Endişemiz odur ki; “büyük siyasal kavgalar veriliyor” resmi etrafında, toplumun varlık zemini olan ortak mirasın, siyasal iktidarların özel mülkiyeti haline getirilerek bizden koparılmasıdır. Endişemiz odur ki, ortak mirasın korunması için çabalayan, bu anlamıyla kamusal yükümlülüklerini ve denetim ödevlerini yerine getiren toplum kesimlerinin işlevsizleştirilerek, denetimsiz kalmış bir yönetim yapısının kurumsallaşmasına hızlıca gidiyor oluşumuzdur.
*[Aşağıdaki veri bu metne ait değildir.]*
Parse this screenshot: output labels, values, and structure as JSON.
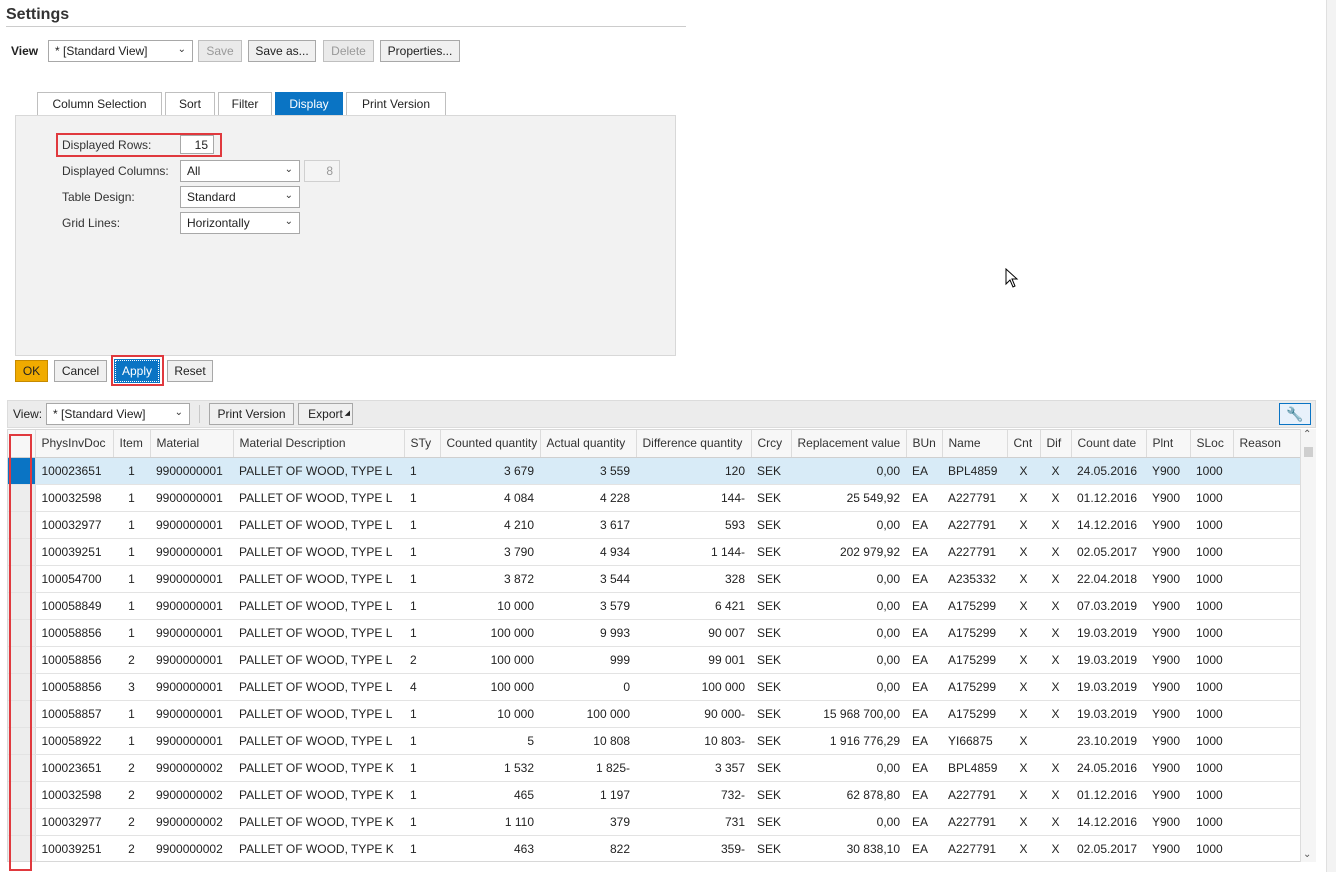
{
  "settings": {
    "title": "Settings",
    "view_label": "View",
    "view_value": "* [Standard View]",
    "save_label": "Save",
    "save_as_label": "Save as...",
    "delete_label": "Delete",
    "properties_label": "Properties..."
  },
  "tabs": [
    {
      "label": "Column Selection",
      "active": false
    },
    {
      "label": "Sort",
      "active": false
    },
    {
      "label": "Filter",
      "active": false
    },
    {
      "label": "Display",
      "active": true
    },
    {
      "label": "Print Version",
      "active": false
    }
  ],
  "display": {
    "rows_label": "Displayed Rows:",
    "rows_value": "15",
    "columns_label": "Displayed Columns:",
    "columns_value": "All",
    "columns_count": "8",
    "design_label": "Table Design:",
    "design_value": "Standard",
    "gridlines_label": "Grid Lines:",
    "gridlines_value": "Horizontally"
  },
  "actions": {
    "ok": "OK",
    "cancel": "Cancel",
    "apply": "Apply",
    "reset": "Reset"
  },
  "table_toolbar": {
    "view_label": "View:",
    "view_value": "* [Standard View]",
    "print_label": "Print Version",
    "export_label": "Export"
  },
  "table": {
    "columns": [
      "PhysInvDoc",
      "Item",
      "Material",
      "Material Description",
      "STy",
      "Counted quantity",
      "Actual quantity",
      "Difference quantity",
      "Crcy",
      "Replacement value",
      "BUn",
      "Name",
      "Cnt",
      "Dif",
      "Count date",
      "Plnt",
      "SLoc",
      "Reason"
    ],
    "rows": [
      [
        "100023651",
        "1",
        "9900000001",
        "PALLET OF WOOD, TYPE L",
        "1",
        "3 679",
        "3 559",
        "120",
        "SEK",
        "0,00",
        "EA",
        "BPL4859",
        "X",
        "X",
        "24.05.2016",
        "Y900",
        "1000",
        ""
      ],
      [
        "100032598",
        "1",
        "9900000001",
        "PALLET OF WOOD, TYPE L",
        "1",
        "4 084",
        "4 228",
        "144-",
        "SEK",
        "25 549,92",
        "EA",
        "A227791",
        "X",
        "X",
        "01.12.2016",
        "Y900",
        "1000",
        ""
      ],
      [
        "100032977",
        "1",
        "9900000001",
        "PALLET OF WOOD, TYPE L",
        "1",
        "4 210",
        "3 617",
        "593",
        "SEK",
        "0,00",
        "EA",
        "A227791",
        "X",
        "X",
        "14.12.2016",
        "Y900",
        "1000",
        ""
      ],
      [
        "100039251",
        "1",
        "9900000001",
        "PALLET OF WOOD, TYPE L",
        "1",
        "3 790",
        "4 934",
        "1 144-",
        "SEK",
        "202 979,92",
        "EA",
        "A227791",
        "X",
        "X",
        "02.05.2017",
        "Y900",
        "1000",
        ""
      ],
      [
        "100054700",
        "1",
        "9900000001",
        "PALLET OF WOOD, TYPE L",
        "1",
        "3 872",
        "3 544",
        "328",
        "SEK",
        "0,00",
        "EA",
        "A235332",
        "X",
        "X",
        "22.04.2018",
        "Y900",
        "1000",
        ""
      ],
      [
        "100058849",
        "1",
        "9900000001",
        "PALLET OF WOOD, TYPE L",
        "1",
        "10 000",
        "3 579",
        "6 421",
        "SEK",
        "0,00",
        "EA",
        "A175299",
        "X",
        "X",
        "07.03.2019",
        "Y900",
        "1000",
        ""
      ],
      [
        "100058856",
        "1",
        "9900000001",
        "PALLET OF WOOD, TYPE L",
        "1",
        "100 000",
        "9 993",
        "90 007",
        "SEK",
        "0,00",
        "EA",
        "A175299",
        "X",
        "X",
        "19.03.2019",
        "Y900",
        "1000",
        ""
      ],
      [
        "100058856",
        "2",
        "9900000001",
        "PALLET OF WOOD, TYPE L",
        "2",
        "100 000",
        "999",
        "99 001",
        "SEK",
        "0,00",
        "EA",
        "A175299",
        "X",
        "X",
        "19.03.2019",
        "Y900",
        "1000",
        ""
      ],
      [
        "100058856",
        "3",
        "9900000001",
        "PALLET OF WOOD, TYPE L",
        "4",
        "100 000",
        "0",
        "100 000",
        "SEK",
        "0,00",
        "EA",
        "A175299",
        "X",
        "X",
        "19.03.2019",
        "Y900",
        "1000",
        ""
      ],
      [
        "100058857",
        "1",
        "9900000001",
        "PALLET OF WOOD, TYPE L",
        "1",
        "10 000",
        "100 000",
        "90 000-",
        "SEK",
        "15 968 700,00",
        "EA",
        "A175299",
        "X",
        "X",
        "19.03.2019",
        "Y900",
        "1000",
        ""
      ],
      [
        "100058922",
        "1",
        "9900000001",
        "PALLET OF WOOD, TYPE L",
        "1",
        "5",
        "10 808",
        "10 803-",
        "SEK",
        "1 916 776,29",
        "EA",
        "YI66875",
        "X",
        "",
        "23.10.2019",
        "Y900",
        "1000",
        ""
      ],
      [
        "100023651",
        "2",
        "9900000002",
        "PALLET OF WOOD, TYPE K",
        "1",
        "1 532",
        "1 825-",
        "3 357",
        "SEK",
        "0,00",
        "EA",
        "BPL4859",
        "X",
        "X",
        "24.05.2016",
        "Y900",
        "1000",
        ""
      ],
      [
        "100032598",
        "2",
        "9900000002",
        "PALLET OF WOOD, TYPE K",
        "1",
        "465",
        "1 197",
        "732-",
        "SEK",
        "62 878,80",
        "EA",
        "A227791",
        "X",
        "X",
        "01.12.2016",
        "Y900",
        "1000",
        ""
      ],
      [
        "100032977",
        "2",
        "9900000002",
        "PALLET OF WOOD, TYPE K",
        "1",
        "1 110",
        "379",
        "731",
        "SEK",
        "0,00",
        "EA",
        "A227791",
        "X",
        "X",
        "14.12.2016",
        "Y900",
        "1000",
        ""
      ],
      [
        "100039251",
        "2",
        "9900000002",
        "PALLET OF WOOD, TYPE K",
        "1",
        "463",
        "822",
        "359-",
        "SEK",
        "30 838,10",
        "EA",
        "A227791",
        "X",
        "X",
        "02.05.2017",
        "Y900",
        "1000",
        ""
      ]
    ]
  },
  "icons": {
    "settings_icon": "wrench-icon",
    "dropdown_icon": "chevron-down-icon",
    "scroll_up_icon": "chevron-up-icon",
    "scroll_down_icon": "chevron-down-icon"
  },
  "colors": {
    "accent": "#0a74c4",
    "ok_button": "#f0ab00",
    "highlight": "#e0393e",
    "selected_row": "#d8ebf7"
  }
}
Bu nedenle, bugüne kadar, kamusal denetim ödevlerini yerine getiren, kamu düzeninin tesisi için yargısal yolla karar alma süreçlerine katılma hakkını aktifleştiren avukat, gazeteci ve diğer yurttaşların yollarının kesilerek, Urla'da Başbakana ait olduğu iddia edilen alanda, keşif yapılmasının engellenmesi girişimine karşı ilgili tüm kurum, kuruluş ve idarelerin sorumluluk içinde hareket etmelerini bekliyor, idarenin keyfi tutum ve davranışlarının denetlenmediği bir sistem içinde hiç bir bireyin anayasal hak ve özgürlüklerini kullanamayacağını, bu hakların ilga edilmiş sayılacağını hatırlatma gereği duyuyoruz. Bu nedenle de hukuka aykırı tutum ve davranış sergileyen kolluk görevlileri hakkında gerekli yasal süreçlerinin başlatılması için ilgili adli ve idari makamları göreve çağırıyoruz.